Мы никогда не обсуждали религиозные темы, подумала я, и совершенно зря заговорили о них сейчас. Ниневийский эксперт по этике — демонопоклонник. Мой друг.
— Джошуа, оставь нас одних, — сказала я, понимая, что обязана защитить мальчика. Джошуа посмотрел на Ли, и тот утвердительно прикрыл глаза. Всё это от меня не укрылось. Как тактично… Значит, он слушается не меня, а брата. А чего ж я, интересно, ждала?
Джошуа поднялся и ушёл, и мы остались с Ли одни. Как он изменился, я сразу и не заметила. Причём это не только тема разговора. Раньше он никогда не говорил так
— Хорошо, Ли. Сейчас мы это обсудим. Ты говоришь, ты верен Инлэ. Как это получилось? Когда ты начал с ним говорить?
— Это он заговорил со мной, — сказал Ли. — Это случилось во время моих медитаций. Я тебе о них рассказывал.
— То есть ты слышал какой-то голос… в астрале? И он представился как Инлэ?!
Быть этого не может, и всё. Ли — и чтобы такая чушь…

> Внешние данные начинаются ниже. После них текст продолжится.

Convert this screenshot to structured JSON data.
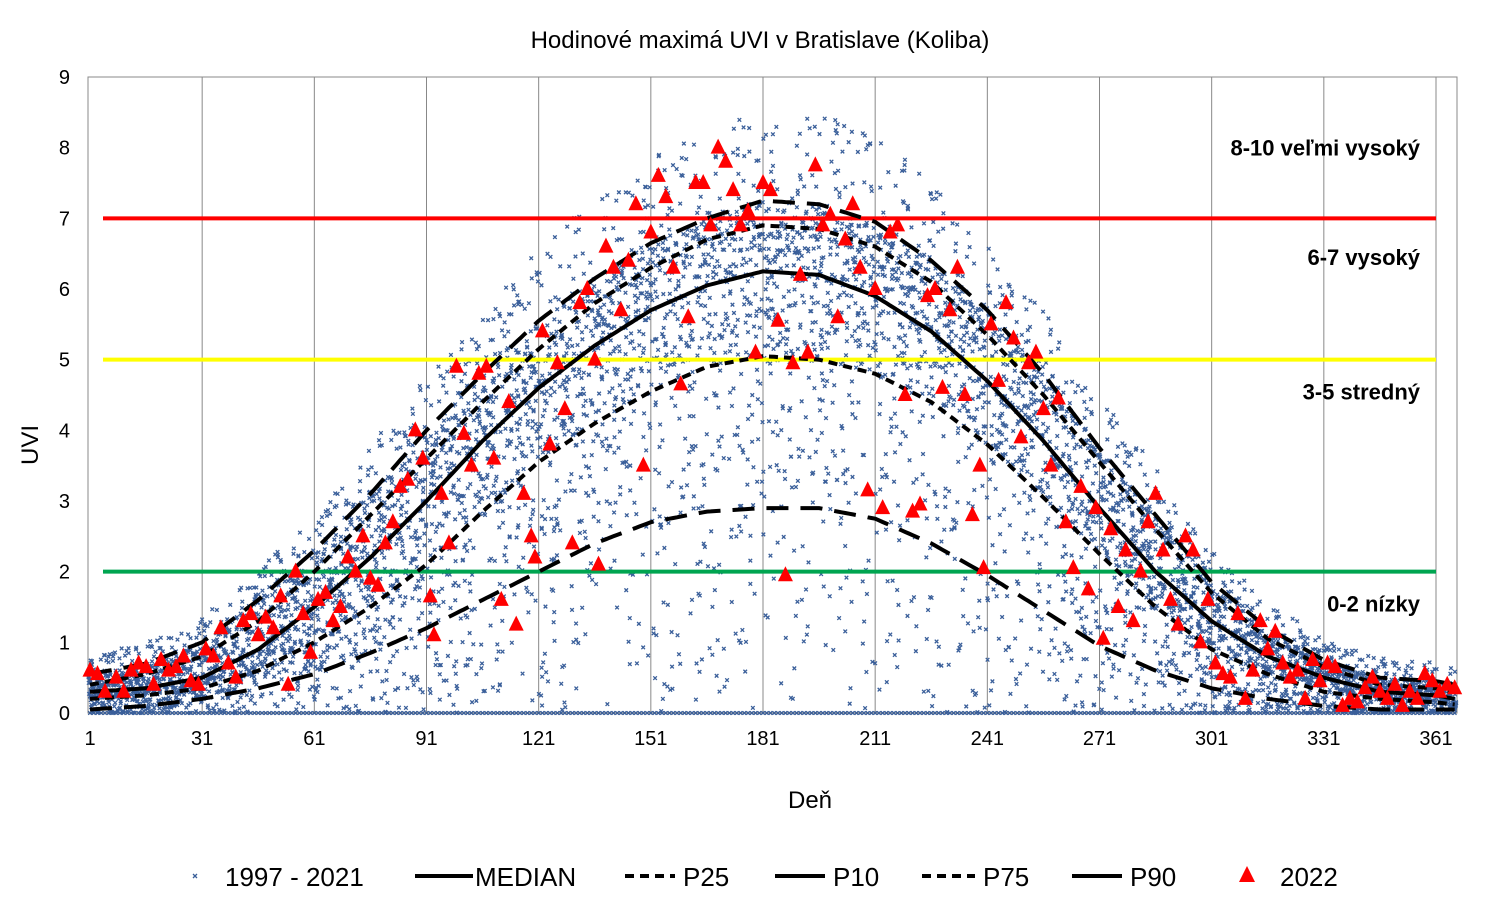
{
  "chart_data": {
    "type": "scatter",
    "title": "Hodinové maximá UVI v Bratislave (Koliba)",
    "xlabel": "Deň",
    "ylabel": "UVI",
    "xlim": [
      1,
      366.5
    ],
    "ylim": [
      0,
      9
    ],
    "xticks": [
      1,
      31,
      61,
      91,
      121,
      151,
      181,
      211,
      241,
      271,
      301,
      331,
      361
    ],
    "yticks": [
      0,
      1,
      2,
      3,
      4,
      5,
      6,
      7,
      8,
      9
    ],
    "grid": "vertical",
    "legend_position": "bottom",
    "thresholds": [
      {
        "value": 7,
        "color": "#ff0000"
      },
      {
        "value": 5,
        "color": "#ffff00"
      },
      {
        "value": 2,
        "color": "#00a550"
      }
    ],
    "category_labels": [
      {
        "label": "8-10 veľmi vysoký",
        "y": 8
      },
      {
        "label": "6-7 vysoký",
        "y": 6.45
      },
      {
        "label": "3-5 stredný",
        "y": 4.55
      },
      {
        "label": "0-2 nízky",
        "y": 1.55
      }
    ],
    "curve_days": [
      1,
      16,
      31,
      46,
      61,
      76,
      91,
      106,
      121,
      136,
      151,
      166,
      181,
      196,
      211,
      226,
      241,
      256,
      271,
      286,
      301,
      316,
      331,
      346,
      361,
      366
    ],
    "series": [
      {
        "name": "1997 - 2021",
        "kind": "scatter",
        "color": "#3a5f9a"
      },
      {
        "name": "MEDIAN",
        "kind": "line",
        "dash": "solid",
        "values": [
          0.3,
          0.35,
          0.5,
          0.9,
          1.5,
          2.2,
          3.0,
          3.85,
          4.6,
          5.2,
          5.7,
          6.05,
          6.25,
          6.2,
          5.9,
          5.4,
          4.7,
          3.85,
          2.9,
          2.0,
          1.3,
          0.8,
          0.5,
          0.3,
          0.25,
          0.2
        ]
      },
      {
        "name": "P25",
        "kind": "line",
        "dash": "short",
        "values": [
          0.2,
          0.25,
          0.35,
          0.6,
          1.0,
          1.5,
          2.1,
          2.85,
          3.55,
          4.1,
          4.55,
          4.9,
          5.05,
          5.0,
          4.8,
          4.4,
          3.8,
          3.05,
          2.25,
          1.5,
          0.9,
          0.55,
          0.3,
          0.2,
          0.15,
          0.12
        ]
      },
      {
        "name": "P10",
        "kind": "line",
        "dash": "long",
        "values": [
          0.05,
          0.1,
          0.2,
          0.35,
          0.55,
          0.85,
          1.2,
          1.6,
          2.0,
          2.4,
          2.7,
          2.85,
          2.9,
          2.9,
          2.75,
          2.4,
          1.95,
          1.45,
          0.95,
          0.6,
          0.35,
          0.2,
          0.1,
          0.05,
          0.05,
          0.05
        ]
      },
      {
        "name": "P75",
        "kind": "line",
        "dash": "short",
        "values": [
          0.4,
          0.55,
          0.8,
          1.3,
          2.0,
          2.8,
          3.6,
          4.4,
          5.15,
          5.8,
          6.3,
          6.7,
          6.9,
          6.85,
          6.6,
          6.1,
          5.35,
          4.5,
          3.55,
          2.6,
          1.7,
          1.05,
          0.65,
          0.4,
          0.35,
          0.3
        ]
      },
      {
        "name": "P90",
        "kind": "line",
        "dash": "long",
        "values": [
          0.55,
          0.7,
          1.0,
          1.6,
          2.3,
          3.1,
          4.0,
          4.8,
          5.55,
          6.15,
          6.65,
          7.0,
          7.25,
          7.2,
          6.95,
          6.4,
          5.7,
          4.8,
          3.75,
          2.8,
          1.85,
          1.2,
          0.75,
          0.5,
          0.45,
          0.4
        ]
      },
      {
        "name": "2022",
        "kind": "triangle",
        "color": "#ff0000",
        "points": [
          [
            1,
            0.6
          ],
          [
            3,
            0.55
          ],
          [
            5,
            0.3
          ],
          [
            8,
            0.5
          ],
          [
            10,
            0.3
          ],
          [
            12,
            0.6
          ],
          [
            14,
            0.7
          ],
          [
            16,
            0.65
          ],
          [
            18,
            0.4
          ],
          [
            20,
            0.75
          ],
          [
            22,
            0.6
          ],
          [
            24,
            0.65
          ],
          [
            26,
            0.8
          ],
          [
            28,
            0.45
          ],
          [
            30,
            0.4
          ],
          [
            32,
            0.9
          ],
          [
            34,
            0.8
          ],
          [
            36,
            1.2
          ],
          [
            38,
            0.7
          ],
          [
            40,
            0.5
          ],
          [
            42,
            1.3
          ],
          [
            44,
            1.4
          ],
          [
            46,
            1.1
          ],
          [
            48,
            1.35
          ],
          [
            50,
            1.2
          ],
          [
            52,
            1.65
          ],
          [
            54,
            0.4
          ],
          [
            56,
            2.0
          ],
          [
            58,
            1.4
          ],
          [
            60,
            0.85
          ],
          [
            62,
            1.6
          ],
          [
            64,
            1.7
          ],
          [
            66,
            1.3
          ],
          [
            68,
            1.5
          ],
          [
            70,
            2.2
          ],
          [
            72,
            2.0
          ],
          [
            74,
            2.5
          ],
          [
            76,
            1.9
          ],
          [
            78,
            1.8
          ],
          [
            80,
            2.4
          ],
          [
            82,
            2.7
          ],
          [
            84,
            3.2
          ],
          [
            86,
            3.3
          ],
          [
            88,
            4.0
          ],
          [
            90,
            3.6
          ],
          [
            92,
            1.65
          ],
          [
            93,
            1.1
          ],
          [
            95,
            3.1
          ],
          [
            97,
            2.4
          ],
          [
            99,
            4.9
          ],
          [
            101,
            3.95
          ],
          [
            103,
            3.5
          ],
          [
            105,
            4.8
          ],
          [
            107,
            4.9
          ],
          [
            109,
            3.6
          ],
          [
            111,
            1.6
          ],
          [
            113,
            4.4
          ],
          [
            115,
            1.25
          ],
          [
            117,
            3.1
          ],
          [
            119,
            2.5
          ],
          [
            120,
            2.2
          ],
          [
            122,
            5.4
          ],
          [
            124,
            3.8
          ],
          [
            126,
            4.95
          ],
          [
            128,
            4.3
          ],
          [
            130,
            2.4
          ],
          [
            132,
            5.8
          ],
          [
            134,
            6.0
          ],
          [
            136,
            5.0
          ],
          [
            137,
            2.1
          ],
          [
            139,
            6.6
          ],
          [
            141,
            6.3
          ],
          [
            143,
            5.7
          ],
          [
            145,
            6.4
          ],
          [
            147,
            7.2
          ],
          [
            149,
            3.5
          ],
          [
            151,
            6.8
          ],
          [
            153,
            7.6
          ],
          [
            155,
            7.3
          ],
          [
            157,
            6.3
          ],
          [
            159,
            4.65
          ],
          [
            161,
            5.6
          ],
          [
            163,
            7.5
          ],
          [
            165,
            7.5
          ],
          [
            167,
            6.9
          ],
          [
            169,
            8.0
          ],
          [
            171,
            7.8
          ],
          [
            173,
            7.4
          ],
          [
            175,
            6.9
          ],
          [
            177,
            7.1
          ],
          [
            179,
            5.1
          ],
          [
            181,
            7.5
          ],
          [
            183,
            7.4
          ],
          [
            185,
            5.55
          ],
          [
            187,
            1.95
          ],
          [
            189,
            4.95
          ],
          [
            191,
            6.2
          ],
          [
            193,
            5.1
          ],
          [
            195,
            7.75
          ],
          [
            197,
            6.9
          ],
          [
            199,
            7.05
          ],
          [
            201,
            5.6
          ],
          [
            203,
            6.7
          ],
          [
            205,
            7.2
          ],
          [
            207,
            6.3
          ],
          [
            209,
            3.15
          ],
          [
            211,
            6.0
          ],
          [
            213,
            2.9
          ],
          [
            215,
            6.8
          ],
          [
            217,
            6.9
          ],
          [
            219,
            4.5
          ],
          [
            221,
            2.85
          ],
          [
            223,
            2.95
          ],
          [
            225,
            5.9
          ],
          [
            227,
            6.0
          ],
          [
            229,
            4.6
          ],
          [
            231,
            5.7
          ],
          [
            233,
            6.3
          ],
          [
            235,
            4.5
          ],
          [
            237,
            2.8
          ],
          [
            239,
            3.5
          ],
          [
            240,
            2.05
          ],
          [
            242,
            5.5
          ],
          [
            244,
            4.7
          ],
          [
            246,
            5.8
          ],
          [
            248,
            5.3
          ],
          [
            250,
            3.9
          ],
          [
            252,
            4.95
          ],
          [
            254,
            5.1
          ],
          [
            256,
            4.3
          ],
          [
            258,
            3.5
          ],
          [
            260,
            4.45
          ],
          [
            262,
            2.7
          ],
          [
            264,
            2.05
          ],
          [
            266,
            3.2
          ],
          [
            268,
            1.75
          ],
          [
            270,
            2.9
          ],
          [
            272,
            1.05
          ],
          [
            274,
            2.6
          ],
          [
            276,
            1.5
          ],
          [
            278,
            2.3
          ],
          [
            280,
            1.3
          ],
          [
            282,
            2.0
          ],
          [
            284,
            2.7
          ],
          [
            286,
            3.1
          ],
          [
            288,
            2.3
          ],
          [
            290,
            1.6
          ],
          [
            292,
            1.25
          ],
          [
            294,
            2.5
          ],
          [
            296,
            2.3
          ],
          [
            298,
            1.0
          ],
          [
            300,
            1.6
          ],
          [
            302,
            0.7
          ],
          [
            304,
            0.55
          ],
          [
            306,
            0.5
          ],
          [
            308,
            1.4
          ],
          [
            310,
            0.2
          ],
          [
            312,
            0.6
          ],
          [
            314,
            1.3
          ],
          [
            316,
            0.9
          ],
          [
            318,
            1.15
          ],
          [
            320,
            0.7
          ],
          [
            322,
            0.5
          ],
          [
            324,
            0.6
          ],
          [
            326,
            0.2
          ],
          [
            328,
            0.75
          ],
          [
            330,
            0.45
          ],
          [
            332,
            0.7
          ],
          [
            334,
            0.65
          ],
          [
            336,
            0.1
          ],
          [
            338,
            0.2
          ],
          [
            340,
            0.15
          ],
          [
            342,
            0.35
          ],
          [
            344,
            0.5
          ],
          [
            346,
            0.3
          ],
          [
            348,
            0.2
          ],
          [
            350,
            0.4
          ],
          [
            352,
            0.1
          ],
          [
            354,
            0.3
          ],
          [
            356,
            0.2
          ],
          [
            358,
            0.55
          ],
          [
            360,
            0.45
          ],
          [
            362,
            0.3
          ],
          [
            364,
            0.4
          ],
          [
            366,
            0.35
          ]
        ]
      }
    ]
  }
}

— Не совсем. Это был не просто голос, а встреча. У меня был ряд вопросов, которые люди обычно хотят задать высшим силам: кто мы, откуда, зачем живём, почему существует зло, смерть и боль… все эти детские вопросы, Майа. В моих духовных путешествиях они были со мной. Я как будто стучал, стучал в дверь, о которой сам не знал — и вдруг мне открыли. Открыл Инлэ.
— И он дал тебе ответ?
— Да.
— Хороший ответ?
— О, да.
Мне совсем не хотелось знать, что это был за ответ. Я и так могла его себе представить. Если бы мне вздумалось выдумать апологию Инлэ, я, врач, сделала бы это без особого труда. Тем меньше труда пришлось затратить самому Инлэ.
— Ли, ты ему веришь?
— Да, Майа. Да.
— Но он ведь мог тебя и обмануть.
— Нет, не мог. Ты же знаешь, люди не могут меня обмануть. За всю мою жизнь ещё никому это не удалось.
— Инлэ — не человек.
— Ошибаешься. Он человек. Его последнее тело было человеческим — то самое, с которого содрали кожу. И он страдает, как страдал бы человек.
— Да? Только это
— Ты же антрополог. Ты знаешь, в какой мере тело формирует дух. В полной мере, Майа. На все сто процентов. Знаешь, на что он похож? Ментально? — Ли подался ко мне, в его лице была боль. — Помнишь тех африканцев, что я тебе сюда привозил? Руандийцев? Майа, Инлэ похож на беженца из зоны геноцида. Он искалечен непоправимо, до глубины своего существа. С таких людей как будто сорвали крышку, вытряхнули и растоптали всё, что составляло их достоинство, личность, их сокровенную тайну. Осталось одно лишь израненное, нагое «я», болезненно обострённое самосознание перед лицом абсолютного разрушения. Он говорит о своём суде и казни так же, как беженки рассказывают о групповых изнасилованиях, которым они подверглись. Он рассказывает, как уничтожили его людей и зверей, так же, как беженцы говорят об убийстве своих родных и соседей.